Die Wochenvorschau für Berlin: Nähe von Gegenwart und Geschichte
Am 2. Juni erinnert die Geschichtswerkstatt an die Demonstration gegen den Schah-Besuch 1967. Und linke Gruppen demonstrieren gegen den G20-Gipfel.
Es ist schon beeindruckend, wie nahe sich Geschichte und Gegenwart in dieser Stadt bisweilen kommen – räumlich und zeitlich. Und auch wenn es auf den ersten Blick absurd anmuten mag: Genau daraus entsteht ein Gefühl für die Zukunft. Besser: ein Gefühl dort zu sein, wo auch die Zukunft spielt. Zumindest so lange wir in linearen Erzählsträngen denken.
Mindestens zwei Beispiele dieser zeitlichen Überkreuzungen ergeben sich diese Woche. Am Freitag ist der 2. Juni – mehr muss man dazu schon fast nicht mehr sagen. Vor 50 Jahren wurde an diesem Datum der Student Benno Ohnesorg in einem Hinterhof nahe der Deutschen Oper in Charlottenburg von einem Polizisten erschossen.

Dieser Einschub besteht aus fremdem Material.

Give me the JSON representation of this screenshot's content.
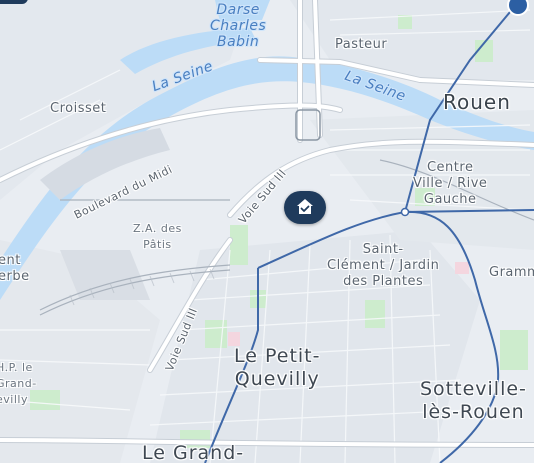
{
  "map": {
    "labels": {
      "darse": "Darse\nCharles\nBabin",
      "pasteur": "Pasteur",
      "croisset": "Croisset",
      "seine_west": "La Seine",
      "seine_east": "La Seine",
      "rouen": "Rouen",
      "boulevard_midi": "Boulevard du Midi",
      "voie_sud_upper": "Voie Sud III",
      "centre_ville": "Centre\nVille / Rive\nGauche",
      "za_patis": "Z.A. des\nPâtis",
      "saint_clement": "Saint-\nClément / Jardin\ndes Plantes",
      "gramm": "Gramm",
      "ent_erbe": "ent\nerbe",
      "voie_sud_lower": "Voie Sud III",
      "hp_grand": "H.P. le\nGrand-\nevilly",
      "petit_quevilly": "Le Petit-\nQuevilly",
      "sotteville": "Sotteville-\nlès-Rouen",
      "le_grand": "Le Grand-"
    },
    "colors": {
      "land": "#e9edf2",
      "urban": "#dfe4ea",
      "river": "#bcdcf7",
      "park": "#cdeccd",
      "road": "#ffffff",
      "road_edge": "#c7ced6",
      "transit_line": "#3f68a8",
      "marker": "#1f3b5c"
    },
    "icons": {
      "home_marker": "home-check-icon",
      "top_right_pin": "location-pin-icon"
    }
  }
}
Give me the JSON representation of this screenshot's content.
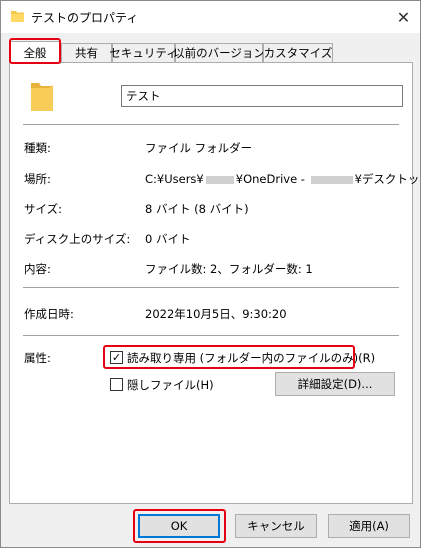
{
  "window": {
    "title": "テストのプロパティ",
    "close_glyph": "✕"
  },
  "tabs": [
    {
      "label": "全般"
    },
    {
      "label": "共有"
    },
    {
      "label": "セキュリティ"
    },
    {
      "label": "以前のバージョン"
    },
    {
      "label": "カスタマイズ"
    }
  ],
  "general": {
    "name_value": "テスト",
    "type_label": "種類:",
    "type_value": "ファイル フォルダー",
    "location_label": "場所:",
    "location_prefix": "C:¥Users¥",
    "location_middle": "¥OneDrive - ",
    "location_suffix": "¥デスクトップ",
    "size_label": "サイズ:",
    "size_value": "8 バイト (8 バイト)",
    "disk_size_label": "ディスク上のサイズ:",
    "disk_size_value": "0 バイト",
    "contents_label": "内容:",
    "contents_value": "ファイル数: 2、フォルダー数: 1",
    "created_label": "作成日時:",
    "created_value": "2022年10月5日、9:30:20",
    "attributes_label": "属性:",
    "readonly_label": "読み取り専用 (フォルダー内のファイルのみ)(R)",
    "readonly_checked": true,
    "hidden_label": "隠しファイル(H)",
    "hidden_checked": false,
    "advanced_button": "詳細設定(D)..."
  },
  "footer": {
    "ok": "OK",
    "cancel": "キャンセル",
    "apply": "適用(A)"
  },
  "colors": {
    "highlight": "#e60012",
    "folder": "#f5c84c",
    "default_button_border": "#0078d7"
  }
}
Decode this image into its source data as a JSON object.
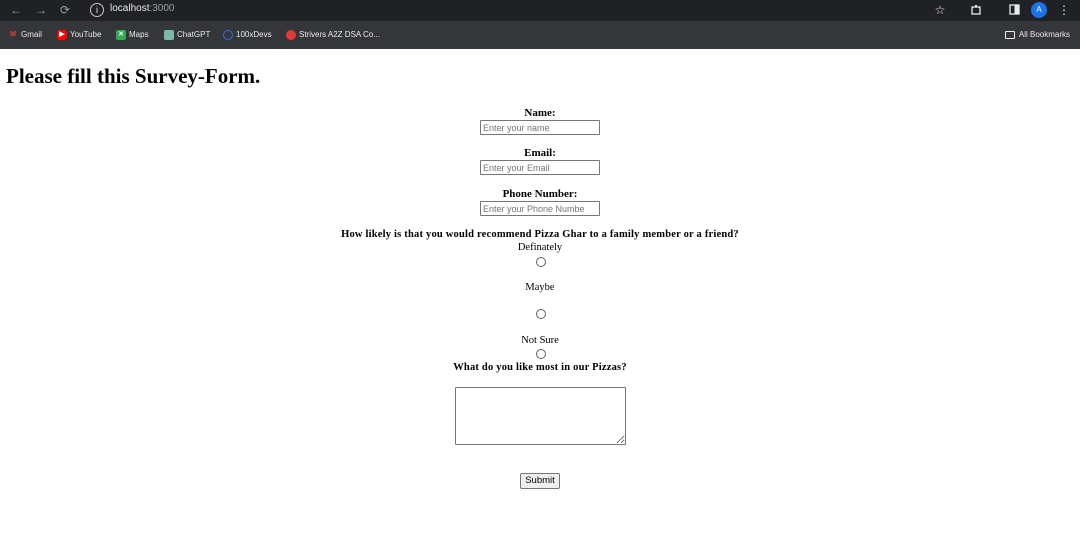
{
  "browser": {
    "url_host": "localhost",
    "url_port": ":3000",
    "avatar_letter": "A",
    "icons": {
      "back": "arrow-left-icon",
      "forward": "arrow-right-icon",
      "reload": "reload-icon",
      "site_info": "info-icon",
      "star": "star-icon",
      "extensions": "puzzle-icon",
      "sidepanel": "sidepanel-icon",
      "menu": "kebab-menu-icon"
    }
  },
  "bookmarks": {
    "items": [
      {
        "label": "Gmail",
        "icon": "gmail-icon",
        "color": "#ea4335"
      },
      {
        "label": "YouTube",
        "icon": "youtube-icon",
        "color": "#ff0000"
      },
      {
        "label": "Maps",
        "icon": "maps-icon",
        "color": "#34a853"
      },
      {
        "label": "ChatGPT",
        "icon": "chatgpt-icon",
        "color": "#10a37f"
      },
      {
        "label": "100xDevs",
        "icon": "100xdevs-icon",
        "color": "#2f6fed"
      },
      {
        "label": "Strivers A2Z DSA Co...",
        "icon": "striver-icon",
        "color": "#e53935"
      }
    ],
    "all_bookmarks": "All Bookmarks"
  },
  "form": {
    "heading": "Please fill this Survey-Form.",
    "name_label": "Name:",
    "name_placeholder": "Enter your name",
    "email_label": "Email:",
    "email_placeholder": "Enter your Email",
    "phone_label": "Phone Number:",
    "phone_placeholder": "Enter your Phone Numbe",
    "question": "How likely is that you would recommend Pizza Ghar to a family member or a friend?",
    "options": [
      "Definately",
      "Maybe",
      "Not Sure"
    ],
    "like_question": "What do you like most in our Pizzas?",
    "submit_label": "Submit"
  }
}
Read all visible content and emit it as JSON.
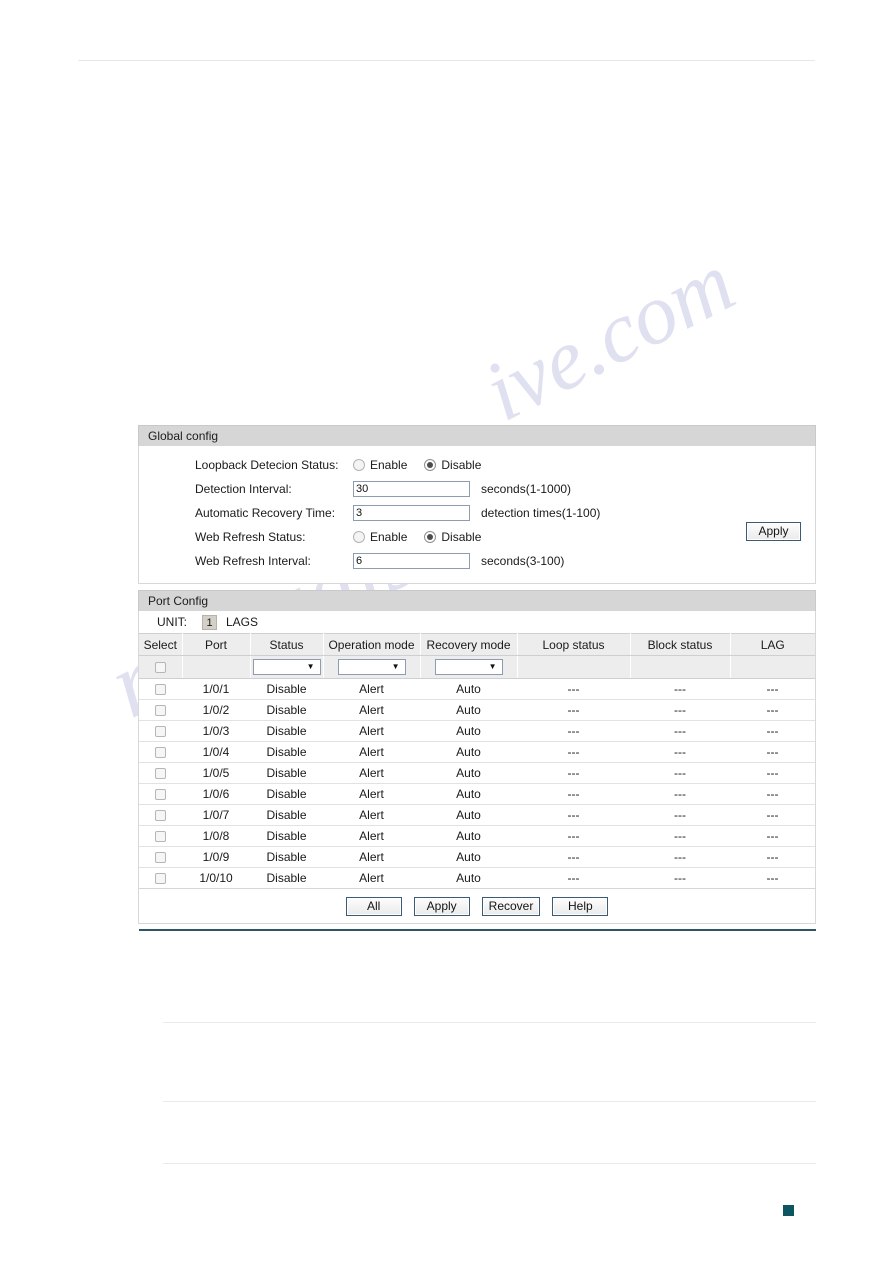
{
  "page": {
    "marker_color": "#0d5560",
    "accent_rule_color": "#2d5566",
    "watermark_a": "ive.com",
    "watermark_b": "manualshive"
  },
  "global_config": {
    "title": "Global config",
    "rows": [
      {
        "label": "Loopback Detecion Status:",
        "type": "radio",
        "options": [
          "Enable",
          "Disable"
        ],
        "selected": "Disable"
      },
      {
        "label": "Detection Interval:",
        "type": "text",
        "value": "30",
        "placeholder": "",
        "hint": "seconds(1-1000)"
      },
      {
        "label": "Automatic Recovery Time:",
        "type": "text",
        "value": "3",
        "placeholder": "",
        "hint": "detection times(1-100)"
      },
      {
        "label": "Web Refresh Status:",
        "type": "radio",
        "options": [
          "Enable",
          "Disable"
        ],
        "selected": "Disable"
      },
      {
        "label": "Web Refresh Interval:",
        "type": "text",
        "value": "6",
        "placeholder": "",
        "hint": "seconds(3-100)"
      }
    ],
    "apply_label": "Apply"
  },
  "port_config": {
    "title": "Port Config",
    "unit_label": "UNIT:",
    "unit_value": "1",
    "lags_label": "LAGS",
    "columns": [
      "Select",
      "Port",
      "Status",
      "Operation mode",
      "Recovery mode",
      "Loop status",
      "Block status",
      "LAG"
    ],
    "filter": {
      "status_value": "",
      "operation_mode_value": "",
      "recovery_mode_value": "",
      "arrow": "▼"
    },
    "rows": [
      {
        "port": "1/0/1",
        "status": "Disable",
        "operation_mode": "Alert",
        "recovery_mode": "Auto",
        "loop_status": "---",
        "block_status": "---",
        "lag": "---"
      },
      {
        "port": "1/0/2",
        "status": "Disable",
        "operation_mode": "Alert",
        "recovery_mode": "Auto",
        "loop_status": "---",
        "block_status": "---",
        "lag": "---"
      },
      {
        "port": "1/0/3",
        "status": "Disable",
        "operation_mode": "Alert",
        "recovery_mode": "Auto",
        "loop_status": "---",
        "block_status": "---",
        "lag": "---"
      },
      {
        "port": "1/0/4",
        "status": "Disable",
        "operation_mode": "Alert",
        "recovery_mode": "Auto",
        "loop_status": "---",
        "block_status": "---",
        "lag": "---"
      },
      {
        "port": "1/0/5",
        "status": "Disable",
        "operation_mode": "Alert",
        "recovery_mode": "Auto",
        "loop_status": "---",
        "block_status": "---",
        "lag": "---"
      },
      {
        "port": "1/0/6",
        "status": "Disable",
        "operation_mode": "Alert",
        "recovery_mode": "Auto",
        "loop_status": "---",
        "block_status": "---",
        "lag": "---"
      },
      {
        "port": "1/0/7",
        "status": "Disable",
        "operation_mode": "Alert",
        "recovery_mode": "Auto",
        "loop_status": "---",
        "block_status": "---",
        "lag": "---"
      },
      {
        "port": "1/0/8",
        "status": "Disable",
        "operation_mode": "Alert",
        "recovery_mode": "Auto",
        "loop_status": "---",
        "block_status": "---",
        "lag": "---"
      },
      {
        "port": "1/0/9",
        "status": "Disable",
        "operation_mode": "Alert",
        "recovery_mode": "Auto",
        "loop_status": "---",
        "block_status": "---",
        "lag": "---"
      },
      {
        "port": "1/0/10",
        "status": "Disable",
        "operation_mode": "Alert",
        "recovery_mode": "Auto",
        "loop_status": "---",
        "block_status": "---",
        "lag": "---"
      }
    ],
    "buttons": [
      "All",
      "Apply",
      "Recover",
      "Help"
    ]
  }
}
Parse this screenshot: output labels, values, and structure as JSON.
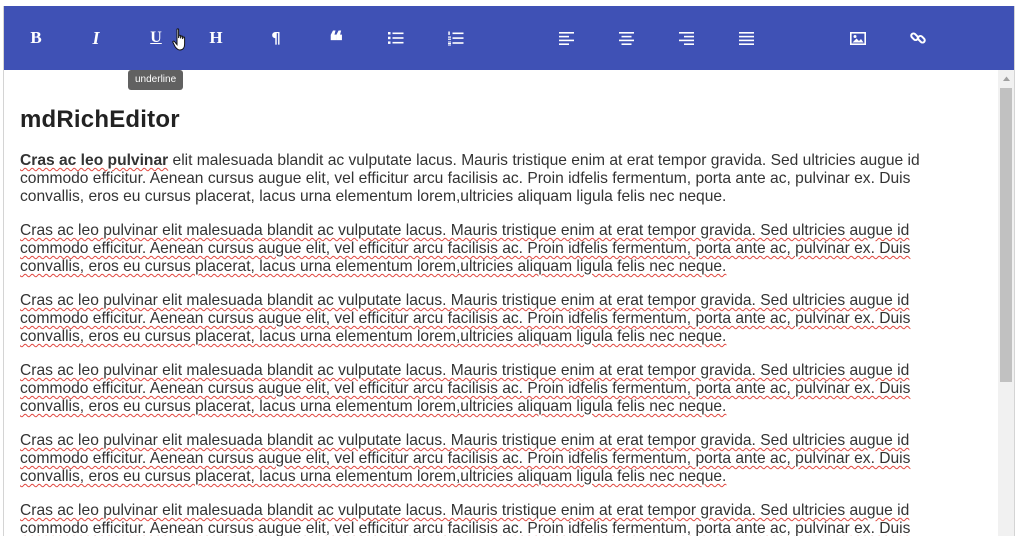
{
  "toolbar": {
    "accent_color": "#3f51b5",
    "buttons": [
      {
        "name": "bold-button",
        "icon": "bold-icon",
        "glyph": "B"
      },
      {
        "name": "italic-button",
        "icon": "italic-icon",
        "glyph": "I"
      },
      {
        "name": "underline-button",
        "icon": "underline-icon",
        "glyph": "U"
      },
      {
        "name": "heading-button",
        "icon": "heading-icon",
        "glyph": "H"
      },
      {
        "name": "paragraph-button",
        "icon": "paragraph-icon",
        "glyph": "¶"
      },
      {
        "name": "blockquote-button",
        "icon": "quote-icon",
        "glyph": "❝"
      },
      {
        "name": "bulleted-list-button",
        "icon": "bulleted-list-icon"
      },
      {
        "name": "numbered-list-button",
        "icon": "numbered-list-icon"
      },
      {
        "name": "align-left-button",
        "icon": "align-left-icon"
      },
      {
        "name": "align-center-button",
        "icon": "align-center-icon"
      },
      {
        "name": "align-right-button",
        "icon": "align-right-icon"
      },
      {
        "name": "align-justify-button",
        "icon": "align-justify-icon"
      },
      {
        "name": "insert-image-button",
        "icon": "image-icon"
      },
      {
        "name": "insert-link-button",
        "icon": "link-icon"
      }
    ]
  },
  "tooltip": {
    "text": "underline"
  },
  "editor": {
    "title": "mdRichEditor",
    "first_paragraph": {
      "bold_lead": "Cras ac leo pulvinar",
      "rest": " elit malesuada blandit ac vulputate lacus. Mauris tristique enim at erat tempor gravida. Sed ultricies augue id commodo efficitur. Aenean cursus augue elit, vel efficitur arcu facilisis ac. Proin idfelis fermentum, porta ante ac, pulvinar ex. Duis convallis, eros eu cursus placerat, lacus urna elementum lorem,ultricies aliquam ligula felis nec neque."
    },
    "repeated_paragraph": "Cras ac leo pulvinar elit malesuada blandit ac vulputate lacus. Mauris tristique enim at erat tempor gravida. Sed ultricies augue id commodo efficitur. Aenean cursus augue elit, vel efficitur arcu facilisis ac. Proin idfelis fermentum, porta ante ac, pulvinar ex. Duis convallis, eros eu cursus placerat, lacus urna elementum lorem,ultricies aliquam ligula felis nec neque."
  }
}
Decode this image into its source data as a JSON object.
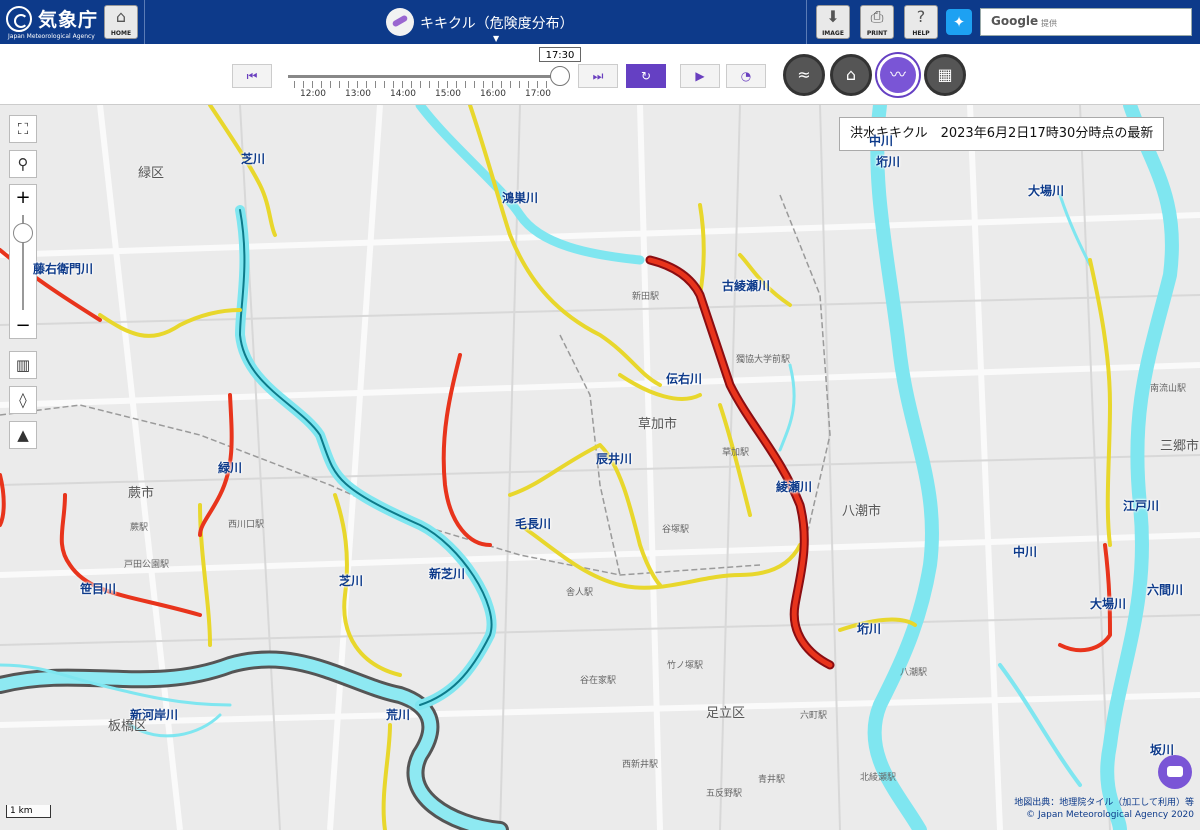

Der Mord wurde zum Symbol einer sich etablierenden und radikalisierenden linken Szene, aus der langfristig gesehen sich auch die taz entwickelt hat.
Am Freitagnachmittag erinnert der Verein Berliner Geschichtswerkstatt, der sich um die Präsenz der Vergangenheit in der Stadt kümmert, an der Oper (der Hinterhof existiert inzwischen nicht mehr) an die berühmte Demonstration gegen den Schah-Besuch im Jahr 1967 und natürlich an Ohnesorg.
Nur wenige Stunden später demonstrieren linke Gruppen am gleichen Ort und den gleichen Gedanken – der Protest ist aber gleichzeitig der Beginn der fast zweiwöchigen Aktionstage gegen das G-20-Gipfeltreffen, das am 7. und 8. Juli in Hamburg stattfinden wird.
Zweites Beispiel. Ebenfalls am Freitag treffen in der Volksbühne am Rosa-Luxemburg-Platz zum letzten Mal – in Gedanken – zwei Herren aufeinander. Intendant Frank Castorf inszeniert seine allerallerallerletzte Dostojewskij-Bearbeitung am eigenen Haus. Diesmal ist die Grundlage der Text „Ein schwaches Herz“, zusätzlich zur Premiere gibt es nur vier Vorstellungen bis zum 30. Juni. Dann ist nach 25 Jahren endgültig Schluss mit Castorf an der Volksbühne.
Drei Tage zuvor wird der Abgang eines anderen – in diesem Fall westdeutschen – revolutionären Theatermachers vorbereitet: Oliver Reese stellt das Programm für seine erste Spielzeit am Berliner Ensemble vor; er ist Nachfolger von Claus Peymann. Und, da schließt sich der Kreis, es geht das Gerücht, dass künftig auch Castorf am BE inszenieren wird. Ob das stimmt, dürfte sich am Dienstag klären.
Ergänzen muss man für die Zukunft noch: Sicher werden dabei die Frauen eine deutlich größere Rolle spielen als in diesem Text.